Wall Street analysts point to numerous positives, including the bank implementing huge cost savings plans, and the fact the bank is working on up to $100 million of new savings announced earlier this year. The bank is also applauded for outstanding credit/risk management. While it has a more limited exposure to the capital markets related areas, the focus on traditional banking is better for more conservative accounts.
Shareholders receive a 1.92% dividend. The $120 Deutsche Bank price target compares with the consensus target of $109.93. Shares closed Wednesday at 114.20.
Sun Trust Banks
This top regional has made big strides in traditional banking and with its broker-dealer side, and it is another top regional to consider. SunTrust Banks Inc. (NYSE: STI) operates as the holding company for SunTrust Bank, which provides various financial services for consumers, businesses, corporations and institutions in the United States.
The company was recently selected by the U.S. Treasury Department’s Community Development Financial Institutions Fund to receive $80 million in tax credit allocation authority in the 2015-2016 round of the New Markets Tax Credit (NMTC) Program. The company’s subsidiary, SunTrust Community Development Enterprises, was one of 120 recipients receiving awards totaling $7 billion. This is the eighth time SunTrust has been selected as a recipient, with awards totaling $508 million in allocation authority.

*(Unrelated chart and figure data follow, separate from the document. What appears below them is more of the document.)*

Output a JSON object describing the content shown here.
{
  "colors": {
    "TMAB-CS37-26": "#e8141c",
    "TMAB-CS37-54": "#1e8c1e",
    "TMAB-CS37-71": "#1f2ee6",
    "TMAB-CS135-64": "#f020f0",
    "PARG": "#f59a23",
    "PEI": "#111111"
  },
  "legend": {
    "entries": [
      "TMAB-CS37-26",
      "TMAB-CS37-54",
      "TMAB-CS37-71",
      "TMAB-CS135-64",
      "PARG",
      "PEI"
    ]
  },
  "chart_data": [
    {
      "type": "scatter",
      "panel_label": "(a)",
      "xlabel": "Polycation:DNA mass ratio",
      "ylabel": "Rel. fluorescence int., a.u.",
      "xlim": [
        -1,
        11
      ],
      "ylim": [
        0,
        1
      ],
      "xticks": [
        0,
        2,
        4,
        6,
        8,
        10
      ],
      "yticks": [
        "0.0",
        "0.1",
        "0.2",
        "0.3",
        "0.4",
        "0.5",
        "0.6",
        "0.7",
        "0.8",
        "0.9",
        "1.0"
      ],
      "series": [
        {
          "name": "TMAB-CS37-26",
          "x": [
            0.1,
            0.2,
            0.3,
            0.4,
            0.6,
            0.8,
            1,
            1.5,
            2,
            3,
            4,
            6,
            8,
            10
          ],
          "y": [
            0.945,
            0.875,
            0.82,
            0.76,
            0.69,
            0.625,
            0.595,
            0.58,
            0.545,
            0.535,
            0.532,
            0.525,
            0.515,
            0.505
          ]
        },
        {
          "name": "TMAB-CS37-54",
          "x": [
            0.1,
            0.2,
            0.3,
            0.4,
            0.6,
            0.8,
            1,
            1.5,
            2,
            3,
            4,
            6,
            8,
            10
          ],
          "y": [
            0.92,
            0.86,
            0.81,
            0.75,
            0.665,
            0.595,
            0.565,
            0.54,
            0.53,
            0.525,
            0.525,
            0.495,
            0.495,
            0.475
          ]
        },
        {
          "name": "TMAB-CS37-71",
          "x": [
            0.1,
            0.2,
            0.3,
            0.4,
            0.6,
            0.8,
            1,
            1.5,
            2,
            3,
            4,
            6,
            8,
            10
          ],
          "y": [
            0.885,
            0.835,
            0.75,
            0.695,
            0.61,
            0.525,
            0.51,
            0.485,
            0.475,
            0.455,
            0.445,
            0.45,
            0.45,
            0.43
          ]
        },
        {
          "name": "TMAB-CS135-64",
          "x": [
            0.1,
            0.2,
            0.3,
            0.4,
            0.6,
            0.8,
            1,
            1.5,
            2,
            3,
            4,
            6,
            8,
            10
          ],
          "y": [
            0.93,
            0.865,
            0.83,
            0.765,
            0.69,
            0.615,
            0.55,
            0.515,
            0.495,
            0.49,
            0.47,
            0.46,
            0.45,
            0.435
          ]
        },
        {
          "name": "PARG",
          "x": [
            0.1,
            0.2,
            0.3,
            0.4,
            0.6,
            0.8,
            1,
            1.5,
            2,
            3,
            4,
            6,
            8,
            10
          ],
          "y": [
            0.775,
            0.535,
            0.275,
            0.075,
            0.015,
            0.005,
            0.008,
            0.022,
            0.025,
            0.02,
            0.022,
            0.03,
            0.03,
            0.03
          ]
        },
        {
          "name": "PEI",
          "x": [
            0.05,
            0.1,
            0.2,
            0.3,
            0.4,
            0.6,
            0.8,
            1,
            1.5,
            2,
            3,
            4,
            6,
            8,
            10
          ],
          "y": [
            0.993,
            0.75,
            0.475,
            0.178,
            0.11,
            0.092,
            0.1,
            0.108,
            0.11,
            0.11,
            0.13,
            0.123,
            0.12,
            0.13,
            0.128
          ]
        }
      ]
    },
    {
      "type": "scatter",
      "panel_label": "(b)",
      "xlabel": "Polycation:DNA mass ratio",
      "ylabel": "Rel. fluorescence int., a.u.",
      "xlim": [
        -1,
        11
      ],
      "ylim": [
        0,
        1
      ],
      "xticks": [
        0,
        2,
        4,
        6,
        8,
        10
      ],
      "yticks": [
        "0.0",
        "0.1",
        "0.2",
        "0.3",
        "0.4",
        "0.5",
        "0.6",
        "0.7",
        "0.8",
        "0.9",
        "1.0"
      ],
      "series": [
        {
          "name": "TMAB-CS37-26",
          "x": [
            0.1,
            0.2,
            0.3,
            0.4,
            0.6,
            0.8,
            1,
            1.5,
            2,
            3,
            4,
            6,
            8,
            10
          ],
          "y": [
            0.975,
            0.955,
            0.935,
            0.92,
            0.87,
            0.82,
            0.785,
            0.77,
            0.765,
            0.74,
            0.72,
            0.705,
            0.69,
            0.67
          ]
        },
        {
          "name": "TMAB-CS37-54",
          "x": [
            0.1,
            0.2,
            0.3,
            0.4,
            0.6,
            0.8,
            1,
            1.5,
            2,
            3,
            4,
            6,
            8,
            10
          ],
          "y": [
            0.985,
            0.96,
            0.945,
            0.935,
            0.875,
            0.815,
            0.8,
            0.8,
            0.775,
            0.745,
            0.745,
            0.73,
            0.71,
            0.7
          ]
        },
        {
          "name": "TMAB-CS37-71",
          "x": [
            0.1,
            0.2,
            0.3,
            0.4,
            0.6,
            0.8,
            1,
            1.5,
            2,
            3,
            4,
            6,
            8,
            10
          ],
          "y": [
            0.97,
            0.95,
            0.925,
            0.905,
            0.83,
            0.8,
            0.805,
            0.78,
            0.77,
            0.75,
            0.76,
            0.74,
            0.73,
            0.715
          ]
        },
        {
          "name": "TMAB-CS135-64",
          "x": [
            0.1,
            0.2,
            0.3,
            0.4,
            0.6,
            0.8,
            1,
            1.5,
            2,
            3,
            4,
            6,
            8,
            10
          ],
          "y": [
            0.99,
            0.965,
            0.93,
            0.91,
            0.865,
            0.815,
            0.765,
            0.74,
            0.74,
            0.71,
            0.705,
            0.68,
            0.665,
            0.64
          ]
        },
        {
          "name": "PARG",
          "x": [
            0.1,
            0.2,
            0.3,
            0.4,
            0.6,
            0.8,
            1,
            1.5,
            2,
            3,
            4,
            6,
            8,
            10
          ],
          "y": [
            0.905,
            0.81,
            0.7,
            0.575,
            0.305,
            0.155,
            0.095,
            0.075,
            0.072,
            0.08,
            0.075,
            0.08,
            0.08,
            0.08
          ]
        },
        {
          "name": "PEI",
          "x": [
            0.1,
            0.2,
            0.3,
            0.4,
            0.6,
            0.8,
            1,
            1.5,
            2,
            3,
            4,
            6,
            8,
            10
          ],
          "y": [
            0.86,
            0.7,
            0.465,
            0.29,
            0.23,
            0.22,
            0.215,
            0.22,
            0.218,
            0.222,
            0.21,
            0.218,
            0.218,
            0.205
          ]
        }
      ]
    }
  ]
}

Shareholders receive a 1.9% dividend. The Deutsche Bank price objective is $58. The consensus target is $53.21. The stock closed at $55.13.
Wells Fargo
This large cap bank is another stock for investors to look at now for safety, dividends and solid upside potential. Wells Fargo & Co. (NYSE: WFC) is a nationwide, diversified, community-based financial services company with $1.8 trillion in assets. The company provides banking, insurance, investments, mortgage and consumer and commercial finance through 8,700 locations, 12,800 ATMs, the Internet and mobile banking. It also has offices in 36 countries to support customers who conduct business in the global economy. Wells Fargo serves one in three households in the United States.
Wells Fargo has slowly, but surely, become one of the biggest mortgage lending companies in the United States, in addition to its normal banking and brokerage businesses. A continued increase in commercial real estate lending could really boost the bank’s bottom line and overall revenue. The stock also remains a top Warren Buffett holding, and he raised his holdings in the bank to 10% on the stock’s weakness earlier this year.
The company reported inline third-quarter results and earnings revisions, which didn’t go over well after the other major banks posted big earnings. Wells Fargo also had a recent public relations headache as it was revealed that employees allegedly opened up client accounts that were not approved. Things got worse recently as its CEO was absolutely eviscerated at a congressional hearing by politicians in an election year, and he has resigned under pressure. While the stock has rallied off the lows, it is still probably the most affordable of all the major money center banks.
Shareholders receive a 2.78% dividend. The $60 Deutsche Bank price target compares with the consensus target of $54.10 and Wednesday’s closing share price of $54.70.
Given the huge rally since the election of Donald Trump, investors may want to take partial positions here and see if we don’t get some selling in the last week of December or in early January.